- Born: 30 January 1862 Derry West, Canada West
- Died: 11 January 1936 (aged 73) Whitby, Ontario, Canada
- Occupations: Physician, teacher, school trustee
- Known for: Medicine and public service
- Political party: Conservative

= Caroline Sophia Brown =

Canadian physician, teacher and school trustee (1862–1936)

Caroline Sophia Brown (30 January 1862 – 11 January 1936) was a Canadian physician, teacher and school trustee. She practised medicine in Toronto for more than 25 years and was active in education, women's organizations and the movement for women's enfranchisement. She also served as a trustee on the Toronto Board of Education and was a candidate in the 1925 Canadian federal election.

==Early life and education==

Brown was born in Derry West, in what was then Canada West, the fourth of nine children of David Brown and Margaret Armstrong. Her family was involved in farming in Peel County, and she spent part of her childhood on her grandfather's farm.

Brown began her working life as a teacher. She taught in schools in Halton County, Mississauga and Toronto. While teaching, she developed an interest in medicine and attended medical lectures after her teaching duties. She studied at the Woman's Medical College in Toronto and graduated from the Ontario Medical College for Women, which was affiliated with Trinity Medical College, in 1900.

Brown completed her medical licensing examination in 1900, but an administrative error led officials to believe that she had not passed all the required subjects. She continued teaching and studying for several years. When she prepared to retake the examination in 1909, officials reviewed her earlier results and determined that she had in fact passed all the subjects in her original examination. She subsequently obtained her medical licence.

==Medical career==

Following her medical training, Brown undertook postgraduate study in several countries. She spent eight months at the City Hospital in Watertown, New York, where she concentrated on surgery. She then studied obstetrics and gynaecology at the Rotunda Hospital in Dublin. In England, she studied at Great Ormond Street Hospital in London and at hospitals in Birmingham. She completed further postgraduate training in France and Germany, where she specialized in general surgery.

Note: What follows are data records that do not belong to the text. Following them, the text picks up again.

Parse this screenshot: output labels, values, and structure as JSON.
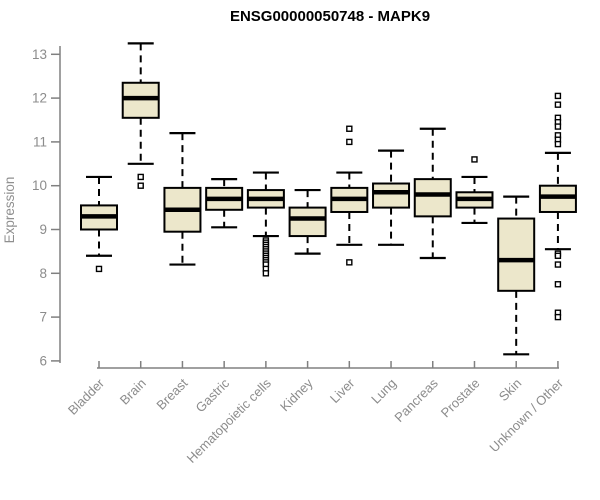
{
  "chart_data": {
    "type": "boxplot",
    "title": "ENSG00000050748 - MAPK9",
    "xlabel": "",
    "ylabel": "Expression",
    "ylim": [
      6,
      13
    ],
    "yticks": [
      6,
      7,
      8,
      9,
      10,
      11,
      12,
      13
    ],
    "grid": false,
    "legend": "none",
    "categories": [
      "Bladder",
      "Brain",
      "Breast",
      "Gastric",
      "Hematopoietic cells",
      "Kidney",
      "Liver",
      "Lung",
      "Pancreas",
      "Prostate",
      "Skin",
      "Unknown / Other"
    ],
    "series": [
      {
        "category": "Bladder",
        "low": 8.4,
        "q1": 9.0,
        "median": 9.3,
        "q3": 9.55,
        "high": 10.2,
        "outliers": [
          8.1
        ]
      },
      {
        "category": "Brain",
        "low": 10.5,
        "q1": 11.55,
        "median": 12.0,
        "q3": 12.35,
        "high": 13.25,
        "outliers": [
          10.2,
          10.0
        ]
      },
      {
        "category": "Breast",
        "low": 8.2,
        "q1": 8.95,
        "median": 9.45,
        "q3": 9.95,
        "high": 11.2,
        "outliers": []
      },
      {
        "category": "Gastric",
        "low": 9.05,
        "q1": 9.45,
        "median": 9.7,
        "q3": 9.95,
        "high": 10.15,
        "outliers": []
      },
      {
        "category": "Hematopoietic cells",
        "low": 8.85,
        "q1": 9.5,
        "median": 9.7,
        "q3": 9.9,
        "high": 10.3,
        "outliers": [
          8.75,
          8.7,
          8.65,
          8.6,
          8.55,
          8.5,
          8.45,
          8.4,
          8.35,
          8.3,
          8.25,
          8.2,
          8.1,
          8.0
        ]
      },
      {
        "category": "Kidney",
        "low": 8.45,
        "q1": 8.85,
        "median": 9.25,
        "q3": 9.5,
        "high": 9.9,
        "outliers": []
      },
      {
        "category": "Liver",
        "low": 8.65,
        "q1": 9.4,
        "median": 9.7,
        "q3": 9.95,
        "high": 10.3,
        "outliers": [
          11.3,
          11.0,
          8.25
        ]
      },
      {
        "category": "Lung",
        "low": 8.65,
        "q1": 9.5,
        "median": 9.85,
        "q3": 10.05,
        "high": 10.8,
        "outliers": []
      },
      {
        "category": "Pancreas",
        "low": 8.35,
        "q1": 9.3,
        "median": 9.8,
        "q3": 10.15,
        "high": 11.3,
        "outliers": []
      },
      {
        "category": "Prostate",
        "low": 9.15,
        "q1": 9.5,
        "median": 9.7,
        "q3": 9.85,
        "high": 10.2,
        "outliers": [
          10.6
        ]
      },
      {
        "category": "Skin",
        "low": 6.15,
        "q1": 7.6,
        "median": 8.3,
        "q3": 9.25,
        "high": 9.75,
        "outliers": []
      },
      {
        "category": "Unknown / Other",
        "low": 8.55,
        "q1": 9.4,
        "median": 9.75,
        "q3": 10.0,
        "high": 10.75,
        "outliers": [
          12.05,
          11.85,
          11.55,
          11.45,
          11.35,
          11.15,
          11.05,
          10.95,
          8.45,
          8.4,
          8.2,
          7.75,
          7.1,
          7.0
        ]
      }
    ],
    "colors": {
      "box_fill": "#ece7cb",
      "box_stroke": "#000000",
      "median": "#000000",
      "whisker": "#000000",
      "outlier_fill": "#ffffff",
      "axis": "#808080",
      "tick_label": "#8c8c8c",
      "title": "#000000",
      "background": "#ffffff"
    }
  }
}
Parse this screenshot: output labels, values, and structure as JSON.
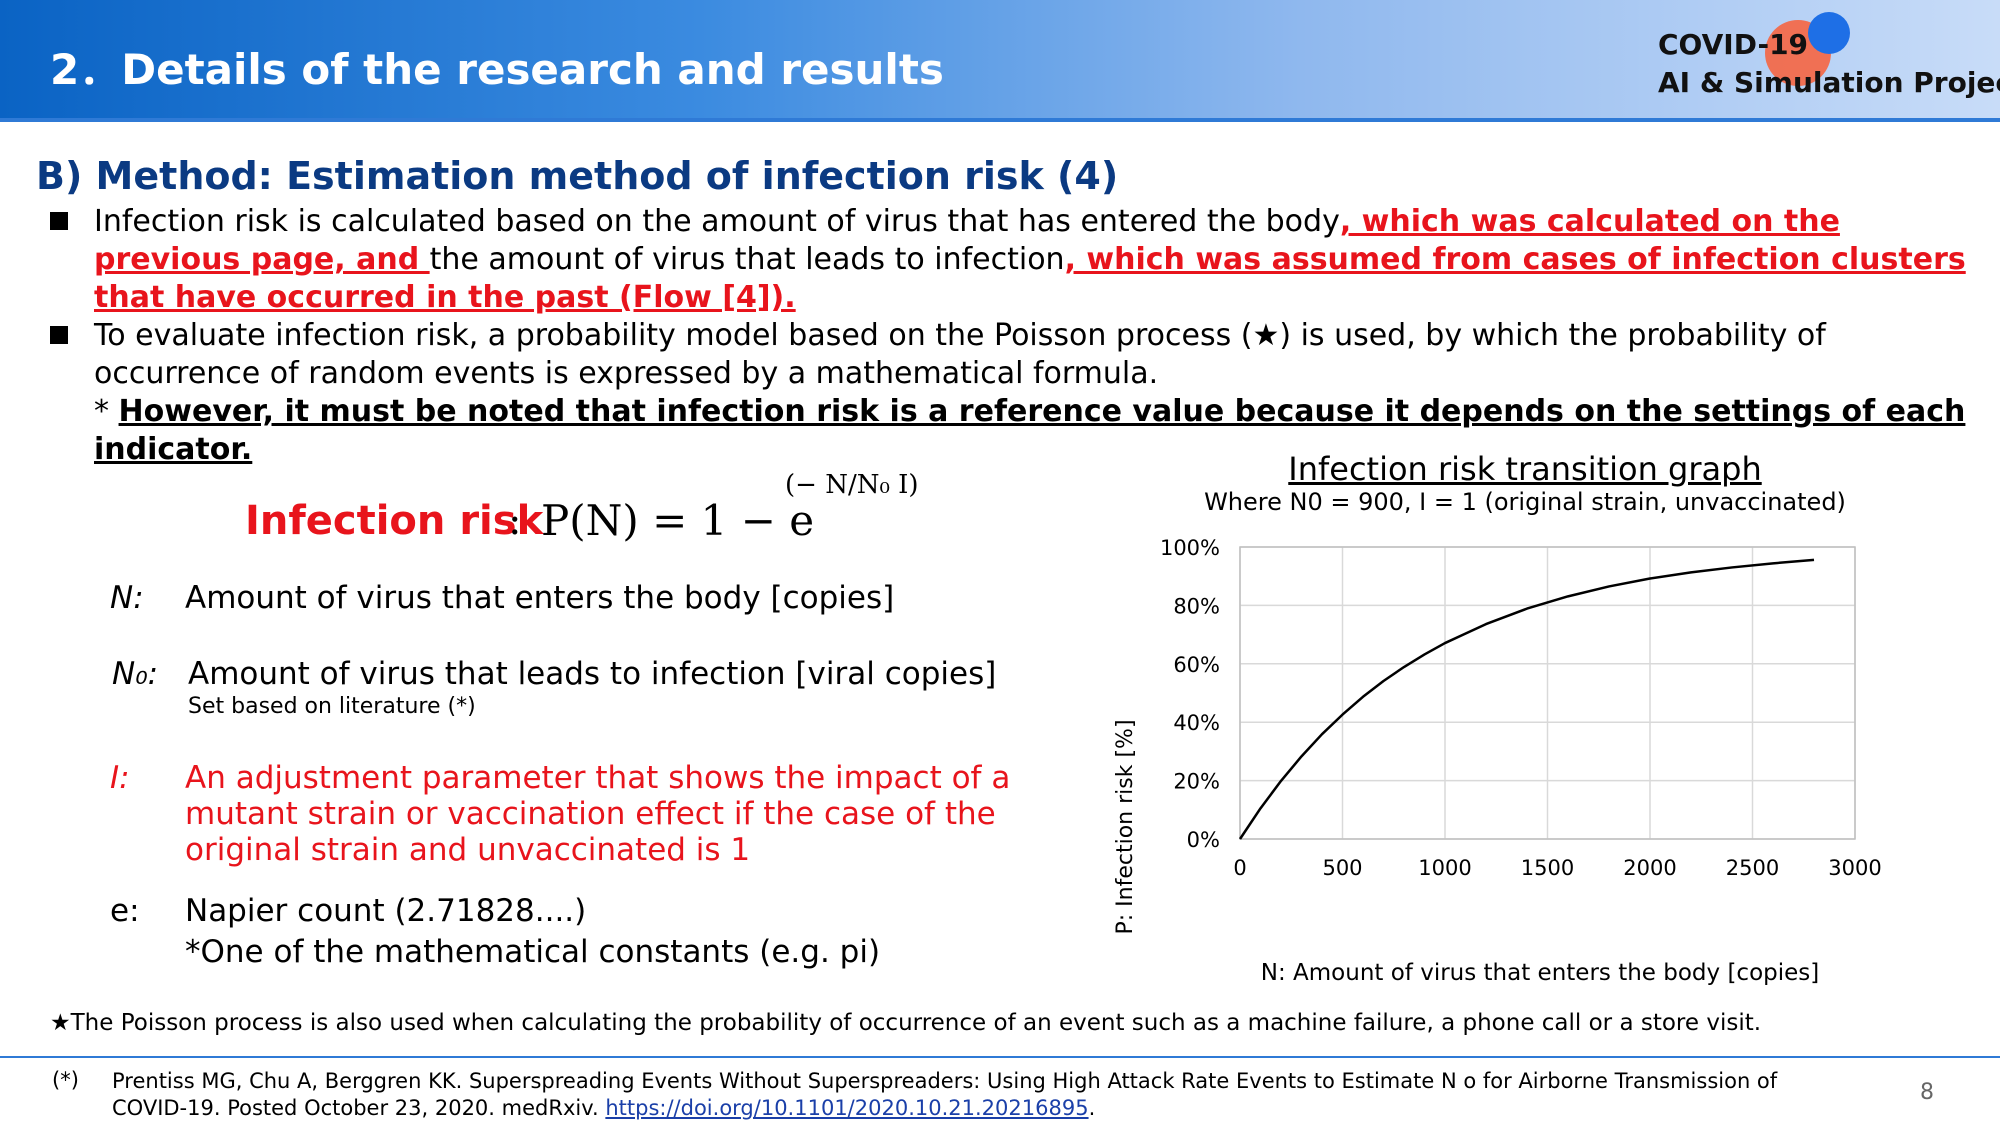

After returning to Toronto, Brown worked for several months with the city's medical inspection service for schoolchildren. She subsequently established a medical practice in Toronto and continued practising for more than 25 years. Her work included practice at Women's College Hospital.

Brown was also involved in community organizations. She played an active role in women's organizations, including the Local Council of Women, and became an advocate for women's political participation and enfranchisement. She was known as a public speaker and gave lectures to women's organizations.

==Education and wartime activities==

Brown's interest in education led her to seek elected office on the Toronto Board of Education. In 1915, she was elected as a Conservative trustee and was the board's only woman member at the time. She was subsequently re-elected in 1917, 1918, 1919, 1923 and 1925. In 1918, she became the first woman chosen to chair the board's property committee.

During the First World War, Brown participated in recruitment and activities supporting soldiers. She applied to serve overseas but was not accepted. Instead, she taught first aid and home nursing to young people who were preparing to go abroad. She was also a founder and regent of the Sir William Osler chapter of the Imperial Order Daughters of the Empire, which sent an ambulance to France for the war effort. In recognition of her work in first aid and home nursing, she became an honorary life member of the St John Ambulance Association in 1916.

As a school trustee, Brown also took an interest in school conditions and children's welfare. During the war, she advocated better salaries for teachers in response to rising prices. She supported improvements to school facilities, including the installation of washbasins for pupils.

In 1924, Brown represented the Toronto Board of Education at the Imperial Education Conference of the League of the Empire in London. While in London, she also attended a meeting of the Medical Women's International Association as a Canadian delegate.

==Federal politics==

Brown was active in Conservative politics in Toronto. From 1920 to 1923, she chaired the Ward Five Women's Liberal-Conservative Association. The organization later selected her as its candidate for the federal electoral district of Toronto Northwest.

In the 1925 Canadian federal election, Brown ran as an independent Conservative candidate in Toronto Northwest. The official Conservative candidate, Thomas Langton Church, won the constituency. Brown received 544 votes in the election.

==Later life and death==

Brown remained involved in public and community activities during her later years. A foot fracture in 1926 was followed by osteomyelitis, which affected her health. She died in Whitby, Ontario, on 11 January 1936, aged 73.

Brown's career combined medicine, teaching and public service. Her work as a physician and school trustee, together with her involvement in women's organizations and public affairs, formed the main areas of her professional and civic activity.